Toni Halliday, lead vocalist of Curve
Curve, the rock duo of Toni Halliday and Dean Garcia, never got the honor it deserved.
While they were active long before Garbage, that band got the international spotlight. Now, I love Garbage. I won’t be doing a series on them if I felt otherwise, but their success lay in their ability to craft hooky, pop-coated tunes. There is absolutely nothing wrong with that, but it was unfortunate that band got the majority of attention, while Curve’s reputation never really extended beyond the United Kingdom (they have a bit of a cult following in the States; Gregg Araki is a big fan, as evidenced by his films’ soundtracks). This doubly a shame, considering their album, Gift, is one of the best, most underrated albums of the aughts.
Curve fused alt-rock and electronica, but they were less concerned in finding the radio-friendly monster hits and more using it as a both a teasing mystery posing as a naked reveal. Listening to the album, it’s a bit like reading a well-written, introspective, but ultimately nameless diary: all the depth is there, but one is never certain who the author is. The album goes deep but it fades off, leaving the listener stranded in a new, unfamiliar environment. The opening track, ‘Hell Above Water,’ is a thundering, crunchy rock song, best know for featuring in the trailer for Spiderman (2002). It was unsurprisingly the lead single; the most radio friendly tune on the album. Catchy, stylish, buzzing with fiery guitar riffs.
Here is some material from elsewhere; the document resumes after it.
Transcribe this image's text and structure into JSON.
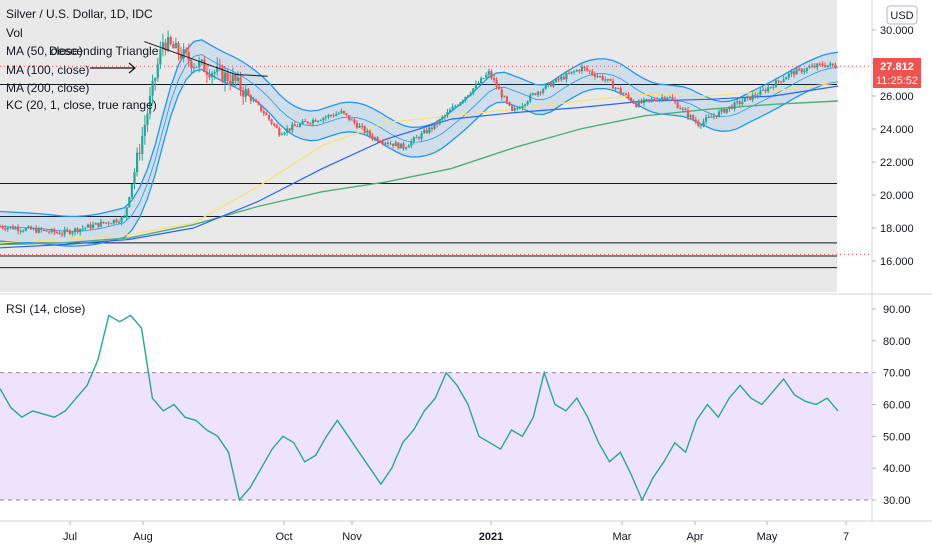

The next song, the similarly catchy ‘Gift’ teasingly mocks the pop-centric nature of the first single: ‘It’s the gift that you’re given/And I’m the one to show it to you babe/The one to show it too you babe/Do it to please me.’ Curve had faced a few stressful years battling with their label over the release of this album, and it’s hard not to take this song as a subtle way of asserting they are in control of their musical output, not the label.
The album’s third track, the joyously upbeat ‘moving on’ song ‘Want More Need Less,’ is where the weirdness really begins to show. Instead of playing the tune as a ‘fuck you, haters!’ anthem or a pollyanna ‘can’t we all get along’ ballad. It’s more a nonchalant shrug and a choice to choose happiness over bullshit, all delivered as if Chrissie Hynde and My Bloody Valentine collaborated on a single. Halliday sings ‘I want fun and feeling/Let them get on, get on, get on, get on/I want good and gracious/Let them get on, get on, get on, get on, ‘ and you know she means business. However, she has no time for threats or pleas. She’s moving on, and you can either join her or stay behind.
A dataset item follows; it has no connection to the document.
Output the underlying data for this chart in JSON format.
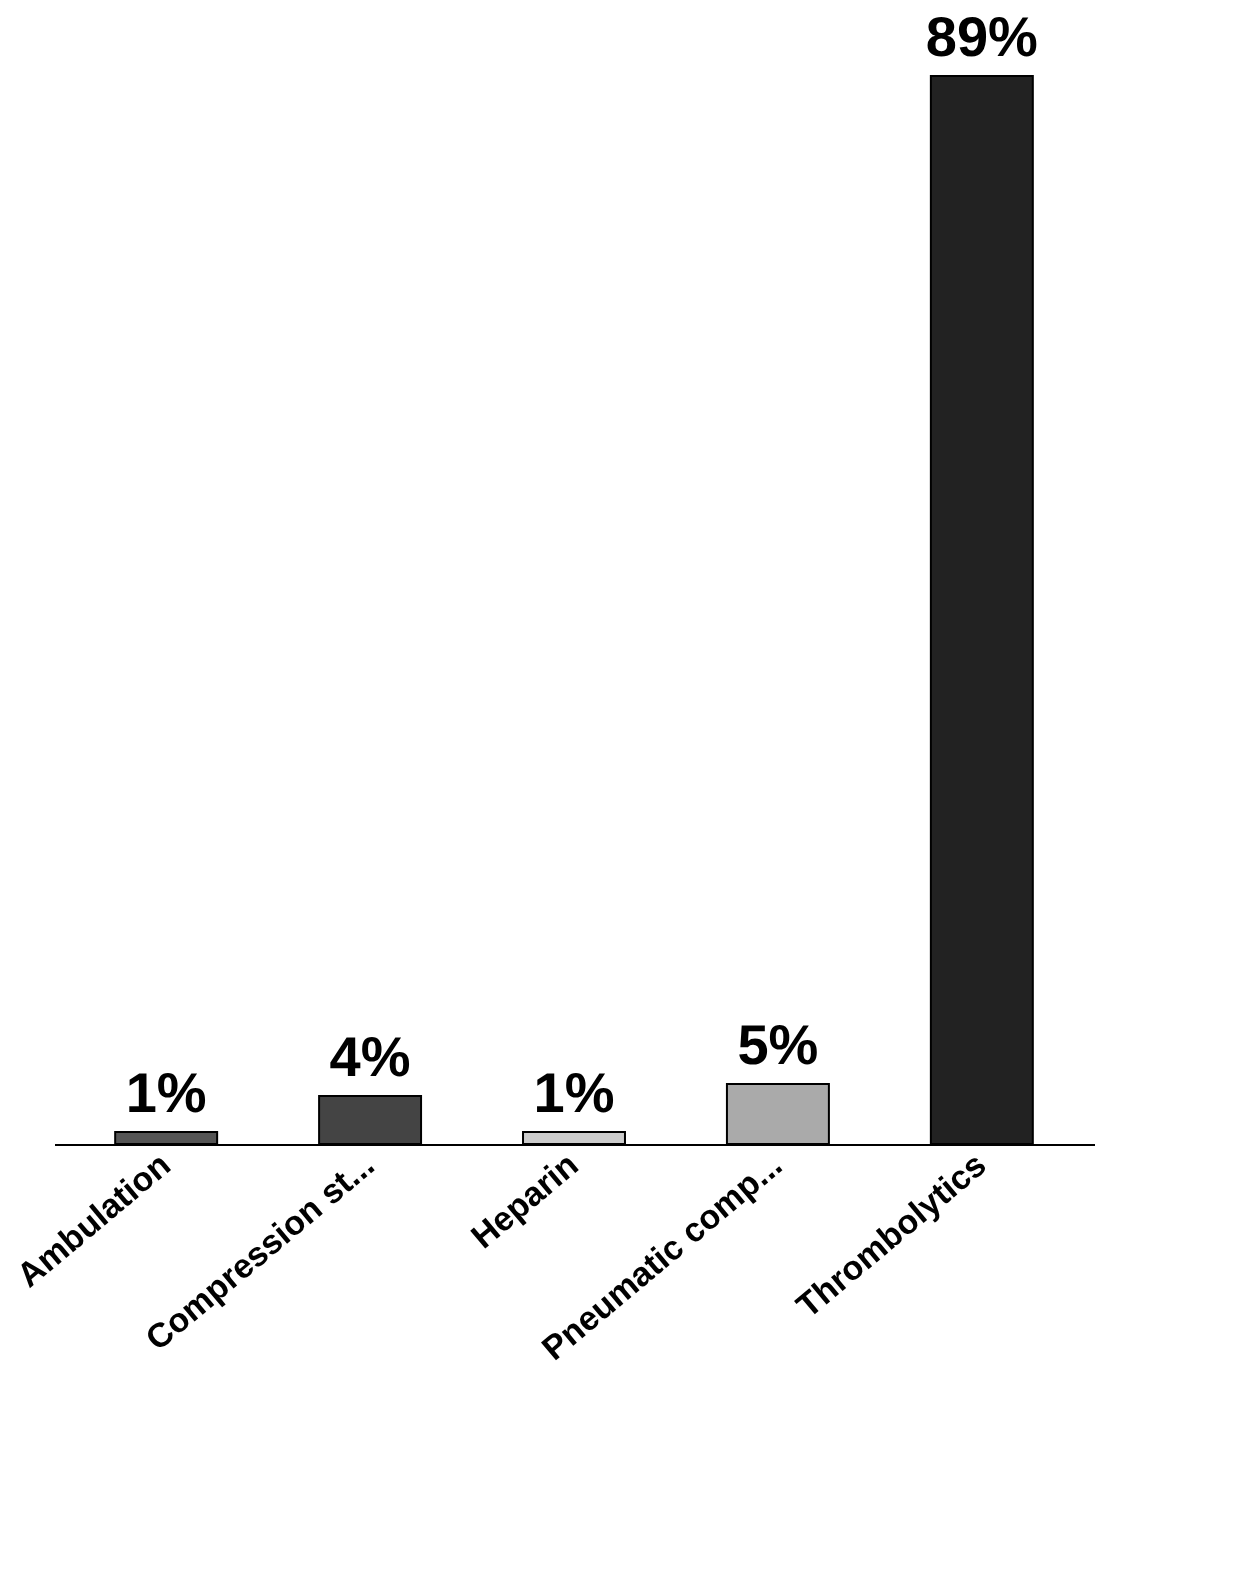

This is the tipping point for the album: the electronica become more pronounced, and the songs take on a more acutely introspective edge. ‘Want More, Need Less,’ ‘Perish,’ and ‘Hung Up’ play almost as a triptych for a failed relationship. ‘Perish’ is the song about the realization the love has died. The imagery of memories and ghosts, along with its sharply melancholic atmosphere (Halliday sings ‘I’m scared’ in the background), are sensitively drawn so it all sounds recognizable, but just off-kilter enough to feel fresh and candid. ‘Hung Up’ continues the icily ethereal electronic production, and the delicate vocals of Halliday whispering ‘give me one chance,’ suggest depths of despair that follow the initial outward confidence of being newly single. Despite it’s superficial familiarity, the rest of the album runs on these deeper, sadder currents.
Throughout Gift, Halliday plays the chilly, almost alien chanteuse. Her quick wit, coupled with simultaneously aloof and inviting vocals, keep the listener on their toes. She is most open when she teases about being open. In ‘Polaroid,’ she lays it bare: ‘Can you see me?/For the shadow that I am/Do you believe me?/When I’m as shallow as I am/I’m waiting patiently/For the Polaroid to take hold/Then all my secrets/They will unfold.’
Gift could all collapse into being an annoying, phony put-on. However, between Garcia’s taut production and Halliday’s shimmery intelligence, it plays like a great Chinese box of an album: pop disguising a confessional bit of electro-pop soul. The album was released in 2001, when many 90s bands and singers where being unceremoniously dumped in favor of the hottest promising acts of the new millennium. Some sought to show their range and try to adapt to the shifting musical trends. Curve opted to fade into obscurity, but the beauty and grace with which they went, as evidenced on Gift, remain elegant and lovely to this day.